Data Pipelines

A data pipeline is the sequence of processes that transforms raw data into a form suitable for model training or inference. Reliable, scalable data pipelines are a prerequisite for production ML systems.

Pipeline Stages

Raw data sources
  → Ingestion
  → Validation
  → Transformation / Preprocessing
  → Splitting (train / val / test)
  → Feature computation
  → Storage (feature store / artifact store)
  → Consumption by training job

Data Ingestion

Batch ingestion: load data periodically (hourly, daily). Simple; data is not immediately fresh.

Streaming ingestion: process events as they arrive (Kafka, Kinesis, Pub/Sub). Near-real-time; more complex.

Change Data Capture (CDC): track row-level changes in a source database; emit them as a stream to the pipeline.

Common sources: databases (PostgreSQL, MySQL), object storage (S3, GCS), data warehouses (BigQuery, Snowflake), external APIs, web scrapes.

Data Validation

Catch data quality issues before they propagate to model training.

Schema validation: check that columns have the expected types, nullability, and value ranges.

Distribution checks: compare feature statistics to a reference baseline. Flag significant deviations:

  • Mean / standard deviation shift.
  • Null rate change.
  • Categorical cardinality change.

Great Expectations: define data quality assertions as “expectations”; generate an HTML report of pass/fail. Widely used in production.

TFX Data Validation (TFDV): compute schema and statistics from training data; validate serving data against the schema.

Data Transformation

Normalization and standardization: see preprocessing for specific techniques.

Encoding: encode categorical variables (one-hot, label encoding, target encoding, embedding).

Imputation: handle missing values (mean fill, forward fill, model-based imputation).

Aggregation: roll up raw events to session-level, user-level, or time-window features.
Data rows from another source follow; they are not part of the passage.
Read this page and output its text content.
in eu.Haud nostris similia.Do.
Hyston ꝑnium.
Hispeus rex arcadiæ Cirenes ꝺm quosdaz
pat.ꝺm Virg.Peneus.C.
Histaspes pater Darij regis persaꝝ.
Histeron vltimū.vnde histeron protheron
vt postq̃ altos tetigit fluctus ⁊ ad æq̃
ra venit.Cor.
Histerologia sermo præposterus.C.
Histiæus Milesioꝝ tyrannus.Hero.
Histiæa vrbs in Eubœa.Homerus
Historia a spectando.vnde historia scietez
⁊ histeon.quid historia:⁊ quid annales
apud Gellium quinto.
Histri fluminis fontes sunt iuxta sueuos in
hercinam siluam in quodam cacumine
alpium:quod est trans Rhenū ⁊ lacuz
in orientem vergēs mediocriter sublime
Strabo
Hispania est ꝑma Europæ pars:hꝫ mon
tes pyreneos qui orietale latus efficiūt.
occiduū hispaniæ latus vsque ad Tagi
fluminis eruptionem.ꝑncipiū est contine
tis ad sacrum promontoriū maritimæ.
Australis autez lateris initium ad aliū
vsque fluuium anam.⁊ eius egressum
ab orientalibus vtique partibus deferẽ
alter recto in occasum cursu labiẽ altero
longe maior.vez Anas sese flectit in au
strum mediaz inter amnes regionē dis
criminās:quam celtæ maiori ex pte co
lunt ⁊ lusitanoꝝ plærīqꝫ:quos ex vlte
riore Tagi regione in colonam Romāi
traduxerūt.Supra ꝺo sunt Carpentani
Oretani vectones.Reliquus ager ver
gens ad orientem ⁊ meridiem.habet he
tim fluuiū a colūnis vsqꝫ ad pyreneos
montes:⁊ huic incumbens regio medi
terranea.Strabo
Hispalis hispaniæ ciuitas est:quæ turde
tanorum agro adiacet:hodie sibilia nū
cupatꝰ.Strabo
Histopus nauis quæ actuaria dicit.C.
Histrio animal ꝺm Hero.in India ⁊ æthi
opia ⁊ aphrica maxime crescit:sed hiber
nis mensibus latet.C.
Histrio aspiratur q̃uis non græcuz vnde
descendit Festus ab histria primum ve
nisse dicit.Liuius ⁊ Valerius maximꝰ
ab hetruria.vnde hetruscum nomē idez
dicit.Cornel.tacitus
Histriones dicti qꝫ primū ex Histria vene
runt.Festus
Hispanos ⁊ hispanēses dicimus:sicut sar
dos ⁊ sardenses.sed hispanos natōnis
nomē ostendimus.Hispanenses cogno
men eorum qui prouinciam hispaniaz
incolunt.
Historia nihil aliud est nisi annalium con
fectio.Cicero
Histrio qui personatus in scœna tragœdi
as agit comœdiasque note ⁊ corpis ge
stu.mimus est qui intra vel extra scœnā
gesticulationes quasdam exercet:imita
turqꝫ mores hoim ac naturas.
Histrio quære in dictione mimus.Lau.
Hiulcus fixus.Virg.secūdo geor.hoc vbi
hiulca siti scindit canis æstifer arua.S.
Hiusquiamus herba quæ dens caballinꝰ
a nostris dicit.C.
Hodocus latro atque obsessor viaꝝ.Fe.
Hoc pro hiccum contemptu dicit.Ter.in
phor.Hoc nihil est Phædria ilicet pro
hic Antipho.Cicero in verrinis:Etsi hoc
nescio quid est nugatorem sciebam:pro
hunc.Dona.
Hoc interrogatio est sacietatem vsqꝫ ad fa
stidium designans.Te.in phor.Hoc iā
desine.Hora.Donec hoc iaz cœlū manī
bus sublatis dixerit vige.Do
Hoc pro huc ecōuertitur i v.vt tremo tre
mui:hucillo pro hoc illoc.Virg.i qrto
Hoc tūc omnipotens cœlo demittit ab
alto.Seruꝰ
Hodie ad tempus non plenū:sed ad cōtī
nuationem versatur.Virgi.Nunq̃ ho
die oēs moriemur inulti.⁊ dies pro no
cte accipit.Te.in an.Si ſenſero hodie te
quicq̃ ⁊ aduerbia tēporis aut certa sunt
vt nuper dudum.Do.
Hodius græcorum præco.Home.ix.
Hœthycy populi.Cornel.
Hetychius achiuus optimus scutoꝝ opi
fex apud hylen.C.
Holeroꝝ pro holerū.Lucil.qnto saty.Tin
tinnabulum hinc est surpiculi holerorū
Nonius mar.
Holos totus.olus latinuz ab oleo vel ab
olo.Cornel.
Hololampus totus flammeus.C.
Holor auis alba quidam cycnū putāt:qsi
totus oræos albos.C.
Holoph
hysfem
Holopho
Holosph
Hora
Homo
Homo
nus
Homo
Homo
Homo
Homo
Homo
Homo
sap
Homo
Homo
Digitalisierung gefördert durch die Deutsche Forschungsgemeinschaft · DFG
Join enrichment: join raw events with reference tables (user profiles, item metadata) to add contextual features.

ETL vs. ELT

ETL (Extract-Transform-Load): transform data before loading into the target store. Traditional; transformation happens outside the data warehouse.

ELT (Extract-Load-Transform): load raw data into a data warehouse; transform using SQL. Modern approach; leverages the warehouse’s compute (dbt + BigQuery/Snowflake).

dbt (Data Build Tool)

SQL-based transformation framework. Transforms are modular SQL models with dependencies resolved as a DAG. Includes testing, documentation generation, and lineage visualization. Standard for analytics and feature engineering in data warehouses.

Streaming Pipelines

Apache Kafka: distributed message queue. Topics store ordered event streams. Consumers pull messages and process them.

Apache Flink / Spark Streaming: stateful stream processing with exactly-once semantics. Used for real-time feature computation (session aggregates, fraud signals).

Windowing: aggregate events over time windows (tumbling: non-overlapping fixed windows; sliding: overlapping; session: activity-gap-based).

Feature Computation

Point-in-time correctness: when computing features for training, only use information available before the label’s timestamp. Avoid data leakage.

Time-travel features: for each training example $(x, y, t)$, compute features using only data before time $t$. Standard in fraud detection, forecasting.

Backfilling: compute historical features for training data. Must exactly replicate the production feature computation logic.

Data Lineage

Track how each dataset was produced: what source data, what transformation code, what version.

Benefits: reproducibility, debugging, compliance (GDPR data deletion propagation), impact analysis (which models depend on this dataset?).

Tools: Apache Atlas, Marquez, OpenLineage, DataHub.

Pipeline Orchestration

Schedule and monitor pipeline execution.

Apache Airflow: Python-based DAG scheduler. Sensors, operators, XCom for data passing. Widely adopted.

Prefect / Dagster: modern alternatives with better Python-native APIs, dynamic workflows, and improved observability.

Handling failures: retry policies, alerting on failure, partial re-runs (only re-run failed tasks, not the whole pipeline).